Some landlords resist whenever we mark their buildings for demolishing and we meet with stiff resistance even from the tenants. There was a video of a house that was circulating on social media that showed the balcony was already falling off and the governor, after seeing the video, personally directed that the house be traced and demolished. It was traced to Obadina Street in Lagos Island and to our utmost surprise, when we got there, a bricklayer was already patching it and plastered it overnight. But we evicted the tenants that same night because we were unsure if the building could last another 24 hours.”
“Nigerians must play their own part really. If people don’t rent such houses, the owners will be forced to repair them properly or give them out to a developer to pull it down and re-build them.
Thankfully, in the last one month, government and government agencies have shown more resolve and they would take chances again knowing full well that the wrath of the people will fall on them. I want to believe that this will send a strong signal to a lot of landlords to get ready for their houses to be demolished when it is showing signs of distress.”
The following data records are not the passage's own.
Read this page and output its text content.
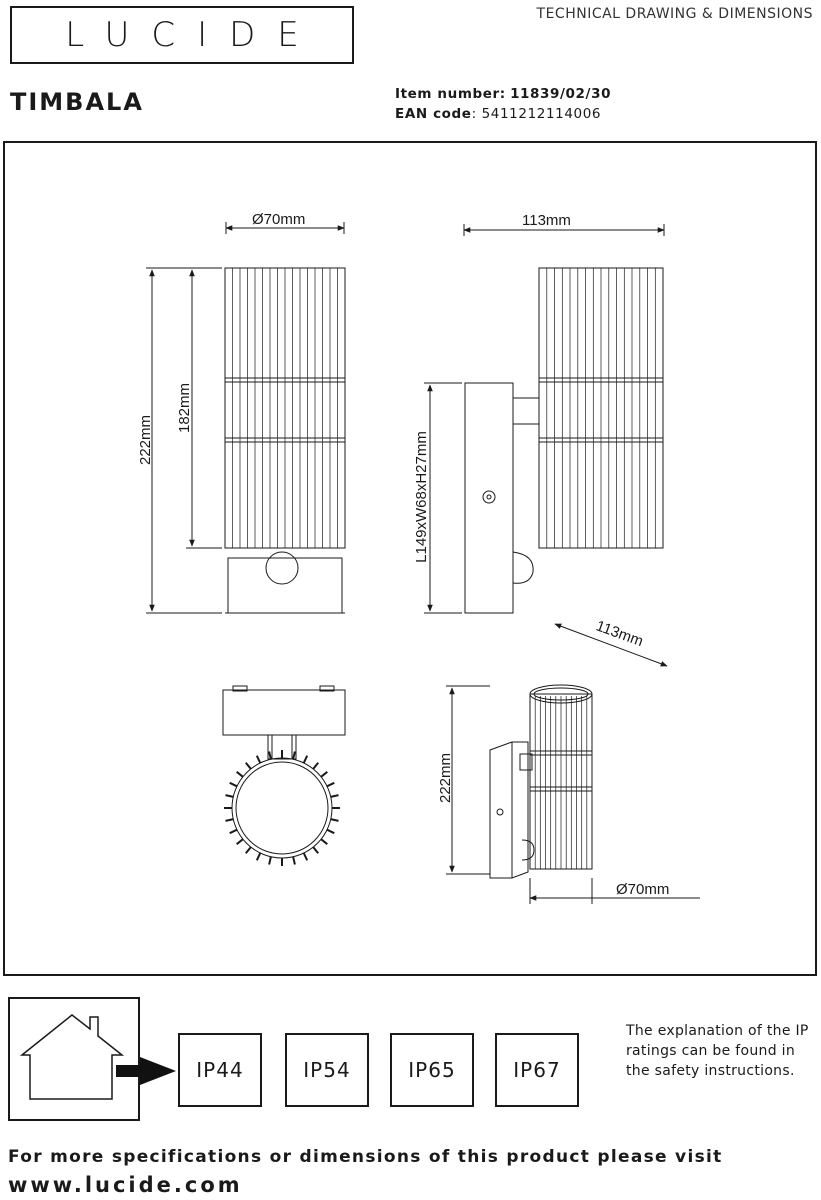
LUCIDE
TECHNICAL DRAWING & DIMENSIONS
TIMBALA	Item number: 11839/02/30
EAN code: 5411212114006
Ø70mm
222mm
182mm
113mm
L149xW68xH27mm
113mm
222mm
Ø70mm
IP44	IP54	IP65	IP67
The explanation of the IP ratings can be found in the safety instructions.
For more specifications or dimensions of this product please visit
www.lucide.com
He urged stakeholders to improve in service delivery, show compassion for human lives and be above board. “I have impressed on my staff not to collect any form of gratification and those that have attempted to play smart in the past lost their jobs. I want all government agencies to be firm and honest and after a while, Nigerians wouldn’t see any official to bribe to look the other way when they are doing the wrong thing.”
He warned landlords and developers that keep adding floors to buildings without doing structural tests to desist, urging regulatory bodies to be up and doing. “We must be firm. When someone applies for building permit, send someone there and be honest.
Government needs to be more forceful in enforcing building regulations. Concerned professional bodies should form pressure groups and get involved with the regulatory bodies with information, ideas and training, else this will become an unending ugly cycle, waiting for another one to happen.
Nobody wants these kinds of tragedies to happen and it saddens us to see that there seems to be no end to this problem. I would continue to advise everyone to handle this issue with all the seriousness it deserves,” he said.
As the day drew to a close, the children took the courts and fields to play while they were waiting for dinner to be ready.
At 8:00pm, dinner was served to all the residents in the camp. As they jostled to fill their plates, Iya Akoni remarked aloud that their stay at the camp would soon be over and the future still remained uncertain for most of them, herself even more so.